Gardening season is in full swing, and with it comes the kind of troubleshooting that keeps our plants healthy and productive. But before you head to the garden centre for expensive solutions to your garden problems, check your kitchen and bathroom shelves. Everyday ingredients can often be your first port of call when treating ailing plants.
Get cunning with cayenne pepper
Spring growth is young and tender, which is why possums, rabbits, and birds enjoy nothing more than nibbling on it. A row of young pea plants, the new growth on roses, and the first leaves on fruit trees are all prime targets for unwanted animal attention. Deter these creatures by first misting the plants with water, then giving the leaves a light coating of cayenne pepper from a shaker. Repeat after rain.
Salt ‘n’ Vinegar
Herbicides are out; organics are in. Treat grass edge mowing strips, and weeds popping up between pavers with a solution made from 9 litres of water, 4 litres of vinegar, ¾ cup salt and a squirt of dishwashing detergent (the detergent helps the mix stick to vegetation).
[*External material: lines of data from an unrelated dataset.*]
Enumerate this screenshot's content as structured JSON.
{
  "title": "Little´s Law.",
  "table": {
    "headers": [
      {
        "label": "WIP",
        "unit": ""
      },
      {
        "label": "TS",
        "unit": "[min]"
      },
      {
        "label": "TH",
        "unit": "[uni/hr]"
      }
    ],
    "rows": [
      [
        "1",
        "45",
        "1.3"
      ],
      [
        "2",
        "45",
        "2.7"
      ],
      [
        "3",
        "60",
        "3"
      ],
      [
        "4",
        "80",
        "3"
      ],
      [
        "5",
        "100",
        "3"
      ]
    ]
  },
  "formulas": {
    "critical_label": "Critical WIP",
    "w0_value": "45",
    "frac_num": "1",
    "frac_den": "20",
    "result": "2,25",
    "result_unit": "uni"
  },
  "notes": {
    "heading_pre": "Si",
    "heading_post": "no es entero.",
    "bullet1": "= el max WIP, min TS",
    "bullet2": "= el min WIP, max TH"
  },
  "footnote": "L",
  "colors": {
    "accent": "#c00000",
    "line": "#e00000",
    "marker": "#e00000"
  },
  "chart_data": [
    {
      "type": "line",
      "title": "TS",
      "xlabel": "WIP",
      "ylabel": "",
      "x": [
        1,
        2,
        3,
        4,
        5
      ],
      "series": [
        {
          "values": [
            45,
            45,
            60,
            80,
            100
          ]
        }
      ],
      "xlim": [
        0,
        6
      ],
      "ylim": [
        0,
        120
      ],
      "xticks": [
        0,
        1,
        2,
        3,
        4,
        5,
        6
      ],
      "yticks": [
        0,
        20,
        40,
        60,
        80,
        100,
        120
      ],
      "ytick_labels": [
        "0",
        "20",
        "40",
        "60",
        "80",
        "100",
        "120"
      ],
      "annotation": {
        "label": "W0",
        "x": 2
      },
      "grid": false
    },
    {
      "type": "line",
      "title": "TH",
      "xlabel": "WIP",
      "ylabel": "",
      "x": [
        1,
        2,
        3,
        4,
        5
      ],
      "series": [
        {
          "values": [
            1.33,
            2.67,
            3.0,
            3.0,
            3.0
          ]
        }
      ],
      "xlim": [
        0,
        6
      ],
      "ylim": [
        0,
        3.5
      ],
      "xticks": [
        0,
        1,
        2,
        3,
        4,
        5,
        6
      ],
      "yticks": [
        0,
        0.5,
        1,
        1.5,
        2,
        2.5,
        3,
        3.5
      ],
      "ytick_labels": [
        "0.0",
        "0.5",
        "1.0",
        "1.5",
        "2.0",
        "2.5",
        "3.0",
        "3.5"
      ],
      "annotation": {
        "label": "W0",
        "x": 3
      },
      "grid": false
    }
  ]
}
Fill your watering can with the solution and apply once any moisture has dried off the vegetation, and when you know the weather will be fine for 2-3 days.
Blast’m with bleach
Weeds which have long taproots (such as dandelions and docks) pose a particular problem, as home-made sprays are unlikely to kill them. However, when we attack the roots, of these pest plants, we have a much greater chance of success. To do this, mix 1 cup of household bleach with one cup of water. Take this into the garden along with a small knife, a fat knitting needle and a kitchen funnel. Cut off the leaves of the weed, then pierce down through its long central root with your knitting needle. Remove the knitting needle, centre the funnel over the hole, and pour in the bleach.
Easy-as Epsom Salts
Commonly known as ‘bath salts’, Epsom salts are reputed to help relieve tired, aching limbs when added to bathwater. In the garden, the salts are used to treat plants suffering from a deficiency of magnesium. Magnesium assists with photosynthesis (the chemical process whereby plants turn sunlight into plant food), and also encourages healthy flowering and fruiting. While most soils receiving compost and mulch should contain enough magnesium to supply plants, poorer soils may be deficient (this is often the case with pot plants). One of the first signs of magnesium deficiency is a mottled yellowing to the leaves, or a red tinge around the edge of leaves (if in doubt, carry out a soil test using a kit from your garden centre). Water magnesium-deficient plants twice a month, until symptoms abate, with a solution made up of 2 tablespoons Epsom Salts to 4 litres of water.
Beat them with bathroom hand soap!
If you’ve ever had doubts about the effectiveness of homemade soap spray on aphids, this recipe may change! The trick is to add just the right amount of soap to water so the spray kills unwanted insects but doesn’t burn the delicate leaves of your plant. To make the spray, dissolve 1/4-1/2 teaspoon (no more!) of solid bathroom soap to 1 litre of very hot water. Let the water cool completely before pouring it into a spray bottle. When spraying, be sure to wet all surfaces of the affected plant, including stems and the underside of leaves. Repeat every 3-4 days.